Cybercurrencies are here to stay. Maybe Bitcoin is too, but not at the levels it currently holds. Tulips are still here, but the tulip mania of the 1630s has passed. Bitcoin was originally intended to be a medium of exchange that would be insulated from almost all external control. This anonymity made it an excellent means of exchange for illegal activities, most recently illustrated by the fact that most of the ransomware attacks on private data have demanded payment in Bitcoin.
Bitcoin transactions are recorded by blockchain, which is like an old accounting ledger. It contains every Bitcoin transaction, although looking at blockchain from the outside, you can tell that a transaction is verified, but you cannot tell who the parties were or how much Bitcoin was involved. As one of the parties to the transaction, however, you can pull out the specific information. So, if Elon Musk for example says you never paid him for your Tesla, you can prove that you did using blockchain.
The Economist magazine recently explored what would happen to the financial markets if Bitcoin went to zero. It illustrates how far Bitcoin has come from mainly being a payment mechanism for drug dealers and other criminals to store of value rivaling gold bullion. Many old school financial institutions — banks, hedge funds, and payment systems like PayPal — have begun to invest in and accept Bitcoin. The Economist speculates that a Bitcoin crash would also crash the broader financial markets, and the more widely accepted Bitcoin becomes, the bigger the crash would be. Because there is so much speculation today in Bitcoin, much of the investment is leveraged, likely leading to margin calls and liquidations in the event of a Bitcoin crash.
The Economist says that “because changing dollars for bitcoin is slow and costly, traders wanting to realize gains and reinvest proceeds often transact in stablecoins” pegged to the dollar, like Tether. The fact that traders think Bitcoin transactions are slow and costly is ironic, since Bitcoin was conceived as a payment mechanism. But the reliance on Tether and other stablecoins creates problems for these currencies, which are somewhat like money market funds that are vulnerable if they are insufficiently backed, which many regulators believe they are.
It is ironic that as Bitcoin has become seen as a store of value, it has become less used as a transaction mechanism, which was its original purpose. But many Bitcoin proponents tout Bitcoin as a way for the poor, unbanked people around the world to participate in the financial system with their wealthier cohorts.
Because of that prospect of some kind of cybercoin becoming a worldwide medium of exchange, central banks around the world, like the US Federal Reserve, are looking a creating cybercurrencies that would not have some of the negative aspects of Bitcoin. If cybercurrencies become widespread, will that take some of the luster off of Bitcoin.
Bitcoins will always represent the massive amounts of energy that were required to produce them. This unenvironmental aspect of Bitcoin is supposedly what make Elon Musk change his mind and refuse to accept Bitcoins for Teslas. If Bitcoin were to go to zero, that would be an awful lot of wasted energy and greenhouse gases.

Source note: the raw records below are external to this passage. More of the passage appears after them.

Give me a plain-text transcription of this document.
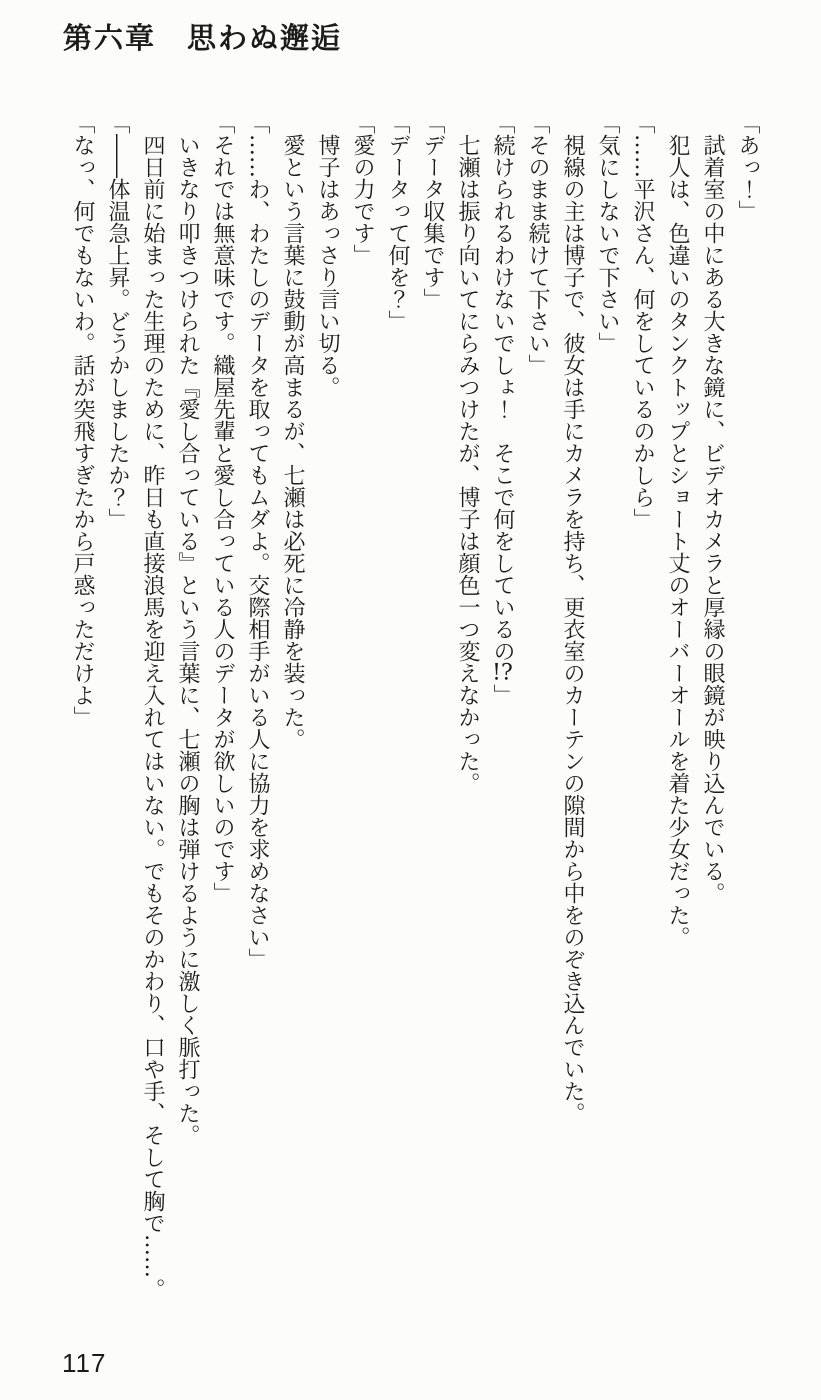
第六章　思わぬ邂逅

「あっ！」

試着室の中にある大きな鏡に、ビデオカメラと厚縁の眼鏡が映り込んでいる。

犯人は、色違いのタンクトップとショート丈のオーバーオールを着た少女だった。

「……平沢さん、何をしているのかしら」

「気にしないで下さい」

視線の主は博子で、彼女は手にカメラを持ち、更衣室のカーテンの隙間から中をのぞき込んでいた。

「そのまま続けて下さい」

「続けられるわけないでしょ！　そこで何をしているの!?」

七瀬は振り向いてにらみつけたが、博子は顔色一つ変えなかった。

「データ収集です」

「データって何を？」

「愛の力です」

博子はあっさり言い切る。

愛という言葉に鼓動が高まるが、七瀬は必死に冷静を装った。

「……わ、わたしのデータを取ってもムダよ。交際相手がいる人に協力を求めなさい」

「それでは無意味です。織屋先輩と愛し合っている人のデータが欲しいのです」

いきなり叩きつけられた『愛し合っている』という言葉に、七瀬の胸は弾けるように激しく脈打った。

四日前に始まった生理のために、昨日も直接浪馬を迎え入れてはいない。でもそのかわり、口や手、そして胸で……。

「――体温急上昇。どうかしましたか？」

「なっ、何でもないわ。話が突飛すぎたから戸惑っただけよ」

117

Bitcoin will have to find its long-term value. When it was first being mined, it was worth a few thousand dollars. I would guess that in the long term, it will return to something like that, less than $10,000 per Bitcoin. It will retain some value as a medium of exchange for criminals, since national cybercurrencies will be more traceable. Also, national central banks will probably be able to print their new cybercurrencies like the Fed now prints paper dollars, making the new currencies less valuable as a hedge against inflation.